The correct use of concepts and terminology concerning the implementation of 5G technology, replacing 4G, or the existence of 6G, or even the use of the Internet of Things (IoT), has gained greater importance. Terms that were previously intended for specialists have now made the pages of newspapers. As defined by Oracle, the IoT describes a network of physical objects embedded with sensors, software and other technologies for the purpose of connecting and exchanging data with devices and systems via the Internet.
The IoT changes the way people interact with devices. With such technologies, objects that had not previously included data analysis can now share important information. This includes smart toothbrushes, automated cars and other technologies in our daily lives, like smartphones.
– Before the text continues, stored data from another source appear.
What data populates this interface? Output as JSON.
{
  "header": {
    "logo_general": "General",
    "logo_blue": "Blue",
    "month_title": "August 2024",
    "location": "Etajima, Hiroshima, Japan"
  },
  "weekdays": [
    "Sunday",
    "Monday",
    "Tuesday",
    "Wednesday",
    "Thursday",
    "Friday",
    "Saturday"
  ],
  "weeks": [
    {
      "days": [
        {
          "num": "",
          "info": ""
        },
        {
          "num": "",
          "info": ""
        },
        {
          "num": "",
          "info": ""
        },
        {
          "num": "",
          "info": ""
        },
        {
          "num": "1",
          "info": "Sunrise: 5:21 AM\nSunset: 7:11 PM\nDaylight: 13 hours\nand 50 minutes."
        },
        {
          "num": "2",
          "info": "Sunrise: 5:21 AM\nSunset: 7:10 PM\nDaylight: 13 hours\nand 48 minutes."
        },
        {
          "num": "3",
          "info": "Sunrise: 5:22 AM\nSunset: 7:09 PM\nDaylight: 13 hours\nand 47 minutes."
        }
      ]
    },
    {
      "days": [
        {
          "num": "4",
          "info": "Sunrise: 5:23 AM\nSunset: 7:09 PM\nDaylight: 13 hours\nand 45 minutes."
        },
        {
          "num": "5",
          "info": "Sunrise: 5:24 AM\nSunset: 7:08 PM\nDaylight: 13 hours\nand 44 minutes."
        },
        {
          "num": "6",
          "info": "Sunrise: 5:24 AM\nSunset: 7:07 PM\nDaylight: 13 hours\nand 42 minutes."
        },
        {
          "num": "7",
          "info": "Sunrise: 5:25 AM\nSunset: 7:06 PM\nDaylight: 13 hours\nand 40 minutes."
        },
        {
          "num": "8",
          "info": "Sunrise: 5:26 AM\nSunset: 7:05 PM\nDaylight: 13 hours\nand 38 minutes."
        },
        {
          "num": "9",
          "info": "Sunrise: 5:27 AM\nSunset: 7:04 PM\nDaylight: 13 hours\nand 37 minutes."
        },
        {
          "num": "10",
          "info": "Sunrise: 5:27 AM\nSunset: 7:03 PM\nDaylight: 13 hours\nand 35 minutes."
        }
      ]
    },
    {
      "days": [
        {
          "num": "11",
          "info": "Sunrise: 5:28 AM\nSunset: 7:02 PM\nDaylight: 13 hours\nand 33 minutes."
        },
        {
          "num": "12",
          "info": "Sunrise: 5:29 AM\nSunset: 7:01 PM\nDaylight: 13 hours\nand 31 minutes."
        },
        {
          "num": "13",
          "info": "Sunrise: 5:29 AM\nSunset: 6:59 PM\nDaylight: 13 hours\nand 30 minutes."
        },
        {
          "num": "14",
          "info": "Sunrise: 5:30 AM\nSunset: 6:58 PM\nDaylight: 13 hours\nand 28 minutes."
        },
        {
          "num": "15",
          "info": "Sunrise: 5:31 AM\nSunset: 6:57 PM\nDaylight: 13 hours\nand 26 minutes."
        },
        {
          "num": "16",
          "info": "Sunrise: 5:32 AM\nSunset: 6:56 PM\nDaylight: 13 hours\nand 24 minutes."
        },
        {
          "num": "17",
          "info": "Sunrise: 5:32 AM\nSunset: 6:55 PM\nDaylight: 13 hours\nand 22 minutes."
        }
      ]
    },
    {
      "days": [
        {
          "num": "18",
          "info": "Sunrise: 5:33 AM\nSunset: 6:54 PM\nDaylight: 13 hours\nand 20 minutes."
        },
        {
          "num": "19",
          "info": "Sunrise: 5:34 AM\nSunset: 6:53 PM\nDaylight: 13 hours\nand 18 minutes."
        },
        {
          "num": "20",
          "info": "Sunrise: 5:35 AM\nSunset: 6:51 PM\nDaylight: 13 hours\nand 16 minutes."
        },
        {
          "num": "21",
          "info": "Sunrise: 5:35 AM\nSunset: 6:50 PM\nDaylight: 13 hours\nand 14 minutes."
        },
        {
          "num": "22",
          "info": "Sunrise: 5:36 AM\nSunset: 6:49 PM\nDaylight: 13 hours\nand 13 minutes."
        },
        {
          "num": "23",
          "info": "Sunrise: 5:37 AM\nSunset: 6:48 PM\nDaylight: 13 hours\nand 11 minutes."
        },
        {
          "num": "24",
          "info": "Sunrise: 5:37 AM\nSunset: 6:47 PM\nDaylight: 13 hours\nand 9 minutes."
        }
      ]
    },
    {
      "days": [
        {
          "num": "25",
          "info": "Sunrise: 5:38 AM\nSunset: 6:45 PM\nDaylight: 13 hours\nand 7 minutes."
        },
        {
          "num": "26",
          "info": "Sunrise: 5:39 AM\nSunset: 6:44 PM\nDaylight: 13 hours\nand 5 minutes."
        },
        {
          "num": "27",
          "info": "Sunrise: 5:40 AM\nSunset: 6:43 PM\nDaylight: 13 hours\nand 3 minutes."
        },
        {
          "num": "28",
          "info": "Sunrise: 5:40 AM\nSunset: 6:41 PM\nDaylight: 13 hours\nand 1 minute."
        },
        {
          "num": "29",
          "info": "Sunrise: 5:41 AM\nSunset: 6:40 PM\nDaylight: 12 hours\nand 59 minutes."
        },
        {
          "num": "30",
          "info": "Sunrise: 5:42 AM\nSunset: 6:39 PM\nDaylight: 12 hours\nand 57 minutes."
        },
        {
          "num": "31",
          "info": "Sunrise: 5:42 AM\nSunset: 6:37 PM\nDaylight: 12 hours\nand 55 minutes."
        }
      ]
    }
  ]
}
However, we still face connectivity challenges for the broad development of the IoT, and this is where the importance of 5G and the joint analysis of these technologies is revealed. With the arrival of 5G technology, devices are expected to communicate and connect more efficiently and securely at any time.
Fifth-generation technology will reduce connection response—latency—and this will be decisive for devices with embedded Internet capabilities to be able to exchange information faster, in addition to creating more stable and secure connections. The offered bandwidth capacity will also be greater, in order to meet the need arising from the growing consumption of digital content, including real-time updates, which may present instabilities due to connectivity problems.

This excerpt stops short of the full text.